Toha, who is the nation’s interior minister and is serving as interim president this week while head of state Gabriel Boric is on an official trip abroad, spoke as the government prepared for heavy rains in the center and south of the country. .

Toha leads the government’s crime-fighting strategy and is one of Chile’s most influential and experienced ministers. His responsibilities are among the most challenging in local politics. Gangs affiliated with the Tren de Aragua criminal organization, which originated in Venezuela, are raising fears among voters that violence is getting out of control, weighing heavily on the administration’s support.

“The Aragua Train has reached Latin America as a whole,” he stated. “Venezuela has a theory that they dismantled the gang hierarchy. But the truth is that we have seen how organized crime is extremely dynamic.”

Toha, a former deputy of the Lower House and spokesperson for Michelle Bachelet’s government, said that Chile will keep the channels open and will seek solutions with the Venezuelan government. Chile will also present its point of view before international organizations.

“Venezuela has certain international obligations with us and at a multilateral level that it must comply with,” said Toha.

Venezuela’s government did not immediately respond to a request for comment.

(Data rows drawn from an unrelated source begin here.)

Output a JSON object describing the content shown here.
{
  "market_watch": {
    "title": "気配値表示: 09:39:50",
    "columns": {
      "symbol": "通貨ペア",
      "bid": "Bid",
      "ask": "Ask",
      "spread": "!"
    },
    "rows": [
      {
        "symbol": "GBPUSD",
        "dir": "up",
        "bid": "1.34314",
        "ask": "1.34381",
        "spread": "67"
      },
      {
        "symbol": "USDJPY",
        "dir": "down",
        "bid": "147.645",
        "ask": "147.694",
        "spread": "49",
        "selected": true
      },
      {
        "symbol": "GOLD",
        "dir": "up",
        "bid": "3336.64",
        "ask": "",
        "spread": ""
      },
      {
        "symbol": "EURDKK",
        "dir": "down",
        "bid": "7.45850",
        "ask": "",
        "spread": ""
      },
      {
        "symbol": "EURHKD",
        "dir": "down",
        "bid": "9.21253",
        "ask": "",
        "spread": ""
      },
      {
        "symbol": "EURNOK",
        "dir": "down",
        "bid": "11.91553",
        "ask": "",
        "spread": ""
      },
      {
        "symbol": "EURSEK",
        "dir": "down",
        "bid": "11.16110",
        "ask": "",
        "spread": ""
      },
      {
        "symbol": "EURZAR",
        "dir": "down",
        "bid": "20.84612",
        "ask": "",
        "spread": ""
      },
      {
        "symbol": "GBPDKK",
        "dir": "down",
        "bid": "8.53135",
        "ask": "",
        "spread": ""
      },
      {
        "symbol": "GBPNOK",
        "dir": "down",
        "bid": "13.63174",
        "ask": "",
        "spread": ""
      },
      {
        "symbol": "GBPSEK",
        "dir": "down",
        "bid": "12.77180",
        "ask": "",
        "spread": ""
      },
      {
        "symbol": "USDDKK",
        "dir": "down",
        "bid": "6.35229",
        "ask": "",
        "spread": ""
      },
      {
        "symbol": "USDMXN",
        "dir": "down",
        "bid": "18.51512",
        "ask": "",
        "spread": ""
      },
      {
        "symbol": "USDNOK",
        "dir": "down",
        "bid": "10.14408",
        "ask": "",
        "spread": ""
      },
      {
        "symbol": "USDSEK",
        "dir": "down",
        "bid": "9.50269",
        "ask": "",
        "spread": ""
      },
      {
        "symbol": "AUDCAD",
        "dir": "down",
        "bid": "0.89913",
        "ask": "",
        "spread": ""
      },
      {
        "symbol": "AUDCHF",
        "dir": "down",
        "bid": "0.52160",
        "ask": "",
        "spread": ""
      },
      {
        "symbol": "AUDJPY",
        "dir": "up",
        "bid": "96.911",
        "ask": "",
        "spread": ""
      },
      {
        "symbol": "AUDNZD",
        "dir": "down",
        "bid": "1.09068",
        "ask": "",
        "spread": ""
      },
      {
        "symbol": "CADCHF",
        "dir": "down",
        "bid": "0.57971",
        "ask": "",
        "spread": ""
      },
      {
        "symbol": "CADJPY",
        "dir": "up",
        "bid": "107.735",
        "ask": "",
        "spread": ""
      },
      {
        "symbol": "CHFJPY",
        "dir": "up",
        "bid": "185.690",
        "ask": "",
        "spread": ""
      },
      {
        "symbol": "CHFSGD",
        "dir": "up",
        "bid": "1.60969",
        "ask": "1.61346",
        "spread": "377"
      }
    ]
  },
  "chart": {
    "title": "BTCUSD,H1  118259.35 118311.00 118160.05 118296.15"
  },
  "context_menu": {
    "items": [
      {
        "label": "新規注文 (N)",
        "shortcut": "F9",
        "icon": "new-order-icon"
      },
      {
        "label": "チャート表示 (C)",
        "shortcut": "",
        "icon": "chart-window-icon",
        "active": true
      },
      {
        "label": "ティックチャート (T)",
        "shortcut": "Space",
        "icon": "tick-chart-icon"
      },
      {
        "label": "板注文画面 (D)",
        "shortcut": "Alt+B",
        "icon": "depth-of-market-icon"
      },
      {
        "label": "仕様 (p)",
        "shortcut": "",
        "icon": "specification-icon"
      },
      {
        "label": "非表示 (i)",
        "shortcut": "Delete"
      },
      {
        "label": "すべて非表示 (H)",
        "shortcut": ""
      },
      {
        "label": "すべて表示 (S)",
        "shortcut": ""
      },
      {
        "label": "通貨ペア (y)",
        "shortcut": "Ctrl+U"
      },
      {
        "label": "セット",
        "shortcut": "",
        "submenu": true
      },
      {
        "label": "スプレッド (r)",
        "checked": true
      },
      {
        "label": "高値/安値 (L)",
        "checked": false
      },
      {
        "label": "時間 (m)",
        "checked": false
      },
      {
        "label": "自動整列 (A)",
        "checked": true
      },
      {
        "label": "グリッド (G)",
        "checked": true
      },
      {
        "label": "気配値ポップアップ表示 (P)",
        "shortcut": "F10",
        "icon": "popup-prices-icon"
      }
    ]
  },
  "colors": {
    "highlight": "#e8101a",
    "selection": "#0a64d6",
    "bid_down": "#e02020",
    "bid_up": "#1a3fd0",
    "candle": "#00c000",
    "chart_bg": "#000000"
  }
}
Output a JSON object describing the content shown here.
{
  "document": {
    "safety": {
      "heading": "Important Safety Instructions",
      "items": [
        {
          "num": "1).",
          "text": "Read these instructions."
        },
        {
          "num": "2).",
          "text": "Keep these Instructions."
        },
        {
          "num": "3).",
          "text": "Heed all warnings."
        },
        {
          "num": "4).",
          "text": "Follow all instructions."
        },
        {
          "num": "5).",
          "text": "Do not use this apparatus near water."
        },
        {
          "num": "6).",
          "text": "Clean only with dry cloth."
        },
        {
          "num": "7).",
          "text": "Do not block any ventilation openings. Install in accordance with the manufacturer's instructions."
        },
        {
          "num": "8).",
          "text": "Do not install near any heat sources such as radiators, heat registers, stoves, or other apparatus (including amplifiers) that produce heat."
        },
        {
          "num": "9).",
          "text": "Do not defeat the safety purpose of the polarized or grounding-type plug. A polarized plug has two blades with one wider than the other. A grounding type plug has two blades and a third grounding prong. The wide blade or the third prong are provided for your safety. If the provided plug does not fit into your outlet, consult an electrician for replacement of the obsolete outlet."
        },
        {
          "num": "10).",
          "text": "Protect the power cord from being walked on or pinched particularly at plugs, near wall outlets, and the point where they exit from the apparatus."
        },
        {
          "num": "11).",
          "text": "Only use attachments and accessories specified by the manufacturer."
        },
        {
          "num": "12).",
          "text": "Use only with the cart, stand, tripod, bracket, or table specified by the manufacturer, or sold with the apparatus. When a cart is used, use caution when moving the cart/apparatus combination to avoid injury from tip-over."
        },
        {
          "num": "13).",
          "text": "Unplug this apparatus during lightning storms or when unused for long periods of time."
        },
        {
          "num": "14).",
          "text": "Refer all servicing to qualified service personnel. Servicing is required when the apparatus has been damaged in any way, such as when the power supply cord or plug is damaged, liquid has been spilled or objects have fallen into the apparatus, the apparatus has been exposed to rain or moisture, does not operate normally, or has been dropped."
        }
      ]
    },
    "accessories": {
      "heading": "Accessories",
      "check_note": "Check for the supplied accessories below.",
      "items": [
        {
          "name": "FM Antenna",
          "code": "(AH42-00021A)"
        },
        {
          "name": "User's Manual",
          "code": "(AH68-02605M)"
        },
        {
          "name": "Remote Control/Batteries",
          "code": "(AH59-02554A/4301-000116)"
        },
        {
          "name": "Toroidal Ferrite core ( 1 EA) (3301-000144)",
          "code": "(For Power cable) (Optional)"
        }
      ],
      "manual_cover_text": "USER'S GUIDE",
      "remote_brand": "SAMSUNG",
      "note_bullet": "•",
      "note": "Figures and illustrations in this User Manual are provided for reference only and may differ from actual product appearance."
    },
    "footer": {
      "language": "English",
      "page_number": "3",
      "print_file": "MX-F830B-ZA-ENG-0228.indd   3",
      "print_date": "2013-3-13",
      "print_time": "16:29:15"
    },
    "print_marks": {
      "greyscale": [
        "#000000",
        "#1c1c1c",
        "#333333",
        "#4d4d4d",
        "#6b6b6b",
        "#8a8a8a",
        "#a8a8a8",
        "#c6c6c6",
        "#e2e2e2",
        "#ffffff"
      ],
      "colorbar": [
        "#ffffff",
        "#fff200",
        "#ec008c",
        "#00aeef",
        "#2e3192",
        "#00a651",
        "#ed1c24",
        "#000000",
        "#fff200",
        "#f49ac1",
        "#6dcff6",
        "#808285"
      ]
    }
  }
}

The growth of the Aragua Train is closely linked to the exodus of more than 7 million Venezuelans during the last decade. Countries such as Colombia, Peru, Ecuador and Chile have expressed concern about kidnappings, drug trafficking and murders attributed to the group.

Last week, the government sent a note of protest to Nicolás Maduro’s administration after prosecutor Tarek William Saab alleged that Chilean intelligence officials were involved in the kidnapping and murder of Venezuelan political refugee Ronald Ojeda earlier this year. Chile has said Venezuela is not willing to help with the murder investigation.